UK robotics professor Noel Sharkey is raising a fuss over the US Defense Department’s intention to put $4 billion into “unmanned systems” in the next year or two. One fear is that spillover from all that R&D will give terrorists new ways to build effective GPS-guided suicide bombers for $500 or less.
“How long is it going to be before the terrorists get in on the act? With the current prices of robot construction falling dramatically and the availability of ready-made components for the amateur market, it wouldn’t require a lot of skill to make autonomous robot weapons.”
But Sharkey has other more philosophical issues, ones that echo Isaac Asimov’s own concerns of more than a half century ago.
Says the New Scientist:
Sharkey is most concerned about the prospect of having robots decide for themselves when to “pull the trigger.” Currently, a human is always involved in decisions of this nature. But the Pentagon is nearly two years into a research programme aimed at having robots identify potential threats without human help.
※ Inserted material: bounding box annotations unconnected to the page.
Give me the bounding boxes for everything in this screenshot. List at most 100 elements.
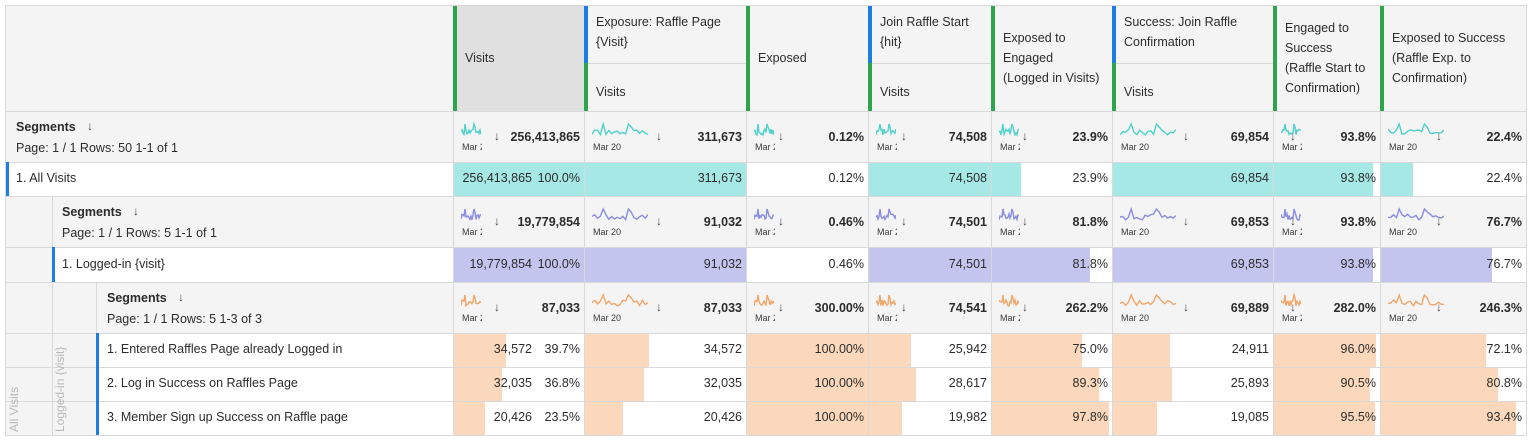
value-bar xyxy=(869,402,902,435)
cell-value: 256,413,865 xyxy=(462,171,532,185)
column-total: 69,854 xyxy=(1230,130,1269,144)
sort-arrow-icon[interactable]: ↓ xyxy=(494,129,500,143)
value-bar xyxy=(585,163,746,196)
sparkline[interactable] xyxy=(461,206,481,224)
sparkline[interactable] xyxy=(1388,121,1444,139)
cell-value: 81.8% xyxy=(1072,256,1108,271)
segments-title[interactable]: Segments xyxy=(16,120,76,134)
value-bar xyxy=(992,402,1109,435)
sparkline[interactable] xyxy=(999,121,1019,139)
sparkline[interactable] xyxy=(1281,121,1301,139)
value-bar xyxy=(1381,248,1492,282)
sort-arrow-icon[interactable]: ↓ xyxy=(656,214,662,228)
sort-arrow-icon[interactable]: ↓ xyxy=(494,300,500,314)
pagination-info[interactable]: Page: 1 / 1 Rows: 50 1-1 of 1 xyxy=(16,141,178,155)
sort-arrow-icon[interactable]: ↓ xyxy=(656,129,662,143)
row-label[interactable]: 1. Logged-in {visit} xyxy=(62,256,165,271)
sort-arrow-icon[interactable]: ↓ xyxy=(178,290,184,304)
sort-arrow-icon[interactable]: ↓ xyxy=(901,129,907,143)
column-segment-title[interactable]: Exposure: Raffle Page {Visit} xyxy=(596,15,721,49)
cell-value: 100.00% xyxy=(814,376,864,390)
sparkline[interactable] xyxy=(1388,292,1444,310)
sparkline[interactable] xyxy=(876,206,896,224)
column-segment-title[interactable]: Join Raffle Start {hit} xyxy=(880,15,969,49)
sparkline[interactable] xyxy=(1281,292,1301,310)
sparkline-date: Mar 20 xyxy=(1121,313,1150,323)
column-drag-handle[interactable] xyxy=(453,5,457,111)
grid-line xyxy=(5,196,1526,197)
sort-arrow-icon[interactable]: ↓ xyxy=(494,214,500,228)
sparkline[interactable] xyxy=(461,292,481,310)
column-metric-title[interactable]: Visits xyxy=(880,85,910,99)
sort-arrow-icon[interactable]: ↓ xyxy=(1183,214,1189,228)
sort-arrow-icon[interactable]: ↓ xyxy=(1290,300,1296,314)
sort-arrow-icon[interactable]: ↓ xyxy=(778,214,784,228)
value-bar xyxy=(454,248,584,282)
sort-arrow-icon[interactable]: ↓ xyxy=(656,300,662,314)
column-segment-title[interactable]: Success: Join Raffle Confirmation xyxy=(1124,15,1238,49)
sparkline-date: Mar 20 xyxy=(593,142,622,152)
sort-arrow-icon[interactable]: ↓ xyxy=(778,129,784,143)
column-drag-handle[interactable] xyxy=(991,5,995,111)
sparkline[interactable] xyxy=(754,292,774,310)
sort-arrow-icon[interactable]: ↓ xyxy=(1436,129,1442,143)
sparkline[interactable] xyxy=(1120,292,1176,310)
divider xyxy=(1116,63,1273,64)
sort-arrow-icon[interactable]: ↓ xyxy=(1290,214,1296,228)
column-drag-handle[interactable] xyxy=(746,5,750,111)
column-metric-title[interactable]: Visits xyxy=(465,51,495,65)
sparkline[interactable] xyxy=(876,292,896,310)
sparkline-date: Mar 20 xyxy=(1389,142,1418,152)
sparkline[interactable] xyxy=(592,206,648,224)
sparkline[interactable] xyxy=(1281,206,1301,224)
column-drag-handle[interactable] xyxy=(1380,5,1384,111)
sparkline[interactable] xyxy=(876,121,896,139)
column-total: 311,673 xyxy=(697,130,743,144)
sparkline-date: Mar 20 xyxy=(1389,313,1418,323)
sort-arrow-icon[interactable]: ↓ xyxy=(87,119,93,133)
sparkline[interactable] xyxy=(592,121,648,139)
sort-arrow-icon[interactable]: ↓ xyxy=(901,300,907,314)
column-drag-handle[interactable] xyxy=(1273,5,1277,111)
segments-title[interactable]: Segments xyxy=(107,291,167,305)
sparkline[interactable] xyxy=(461,121,481,139)
pagination-info[interactable]: Page: 1 / 1 Rows: 5 1-3 of 3 xyxy=(107,312,262,326)
column-metric-title[interactable]: Exposed xyxy=(758,51,807,65)
sort-arrow-icon[interactable]: ↓ xyxy=(1436,214,1442,228)
sparkline[interactable] xyxy=(592,292,648,310)
sparkline[interactable] xyxy=(999,206,1019,224)
sort-arrow-icon[interactable]: ↓ xyxy=(778,300,784,314)
sparkline[interactable] xyxy=(1388,206,1444,224)
sorted-column-header[interactable] xyxy=(453,5,584,111)
column-metric-title[interactable]: Visits xyxy=(1124,85,1154,99)
column-metric-title[interactable]: Exposed to Success (Raffle Exp. to Confi… xyxy=(1392,31,1506,85)
pagination-info[interactable]: Page: 1 / 1 Rows: 5 1-1 of 1 xyxy=(62,226,217,240)
sparkline[interactable] xyxy=(1120,121,1176,139)
value-bar xyxy=(585,248,746,282)
row-label[interactable]: 3. Member Sign up Success on Raffle page xyxy=(107,410,348,424)
column-metric-title[interactable]: Engaged to Success (Raffle Start to Conf… xyxy=(1285,21,1366,95)
row-label[interactable]: 2. Log in Success on Raffles Page xyxy=(107,376,298,390)
sort-arrow-icon[interactable]: ↓ xyxy=(1183,300,1189,314)
segments-title[interactable]: Segments xyxy=(62,205,122,219)
row-label[interactable]: 1. Entered Raffles Page already Logged i… xyxy=(107,342,343,356)
row-percent: 36.8% xyxy=(544,376,580,390)
sort-arrow-icon[interactable]: ↓ xyxy=(1436,300,1442,314)
sort-arrow-icon[interactable]: ↓ xyxy=(133,204,139,218)
column-metric-title[interactable]: Visits xyxy=(596,85,626,99)
sort-arrow-icon[interactable]: ↓ xyxy=(1022,129,1028,143)
sort-arrow-icon[interactable]: ↓ xyxy=(1290,129,1296,143)
sort-arrow-icon[interactable]: ↓ xyxy=(1183,129,1189,143)
sparkline-date: Mar 20 xyxy=(593,227,622,237)
sort-arrow-icon[interactable]: ↓ xyxy=(1022,214,1028,228)
row-label[interactable]: 1. All Visits xyxy=(16,171,77,185)
column-metric-title[interactable]: Exposed to Engaged (Logged in Visits) xyxy=(1003,31,1100,85)
sparkline[interactable] xyxy=(754,206,774,224)
sparkline[interactable] xyxy=(1120,206,1176,224)
row-accent xyxy=(6,162,9,196)
sparkline[interactable] xyxy=(754,121,774,139)
cell-value: 34,572 xyxy=(493,342,532,356)
sparkline[interactable] xyxy=(999,292,1019,310)
sort-arrow-icon[interactable]: ↓ xyxy=(901,214,907,228)
sort-arrow-icon[interactable]: ↓ xyxy=(1022,300,1028,314)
But Ronald Arkin of Georgia Tech, the Siskel to Sharkey’s Ebert, says that because a robot has no emotional baggage, it could be a much more “ethical” killer:
Arkin suggests trying to design ethical control systems that make military robots respect the Geneva Convention and other rules of engagement on the battlefield… “With a robot I can be sure that a robot will never harbour the intention to hurt a non-combatant,” he says. “Ultimately they will be able to perform better than humans.”
Today, Sharkey, Arkin and others are discussing these matters at length at a symposium called “The Ethics & Legal Implications of Unmanned Vehicles for Defence and Security Purposes,” hosted by the Royal United Services Institute in London.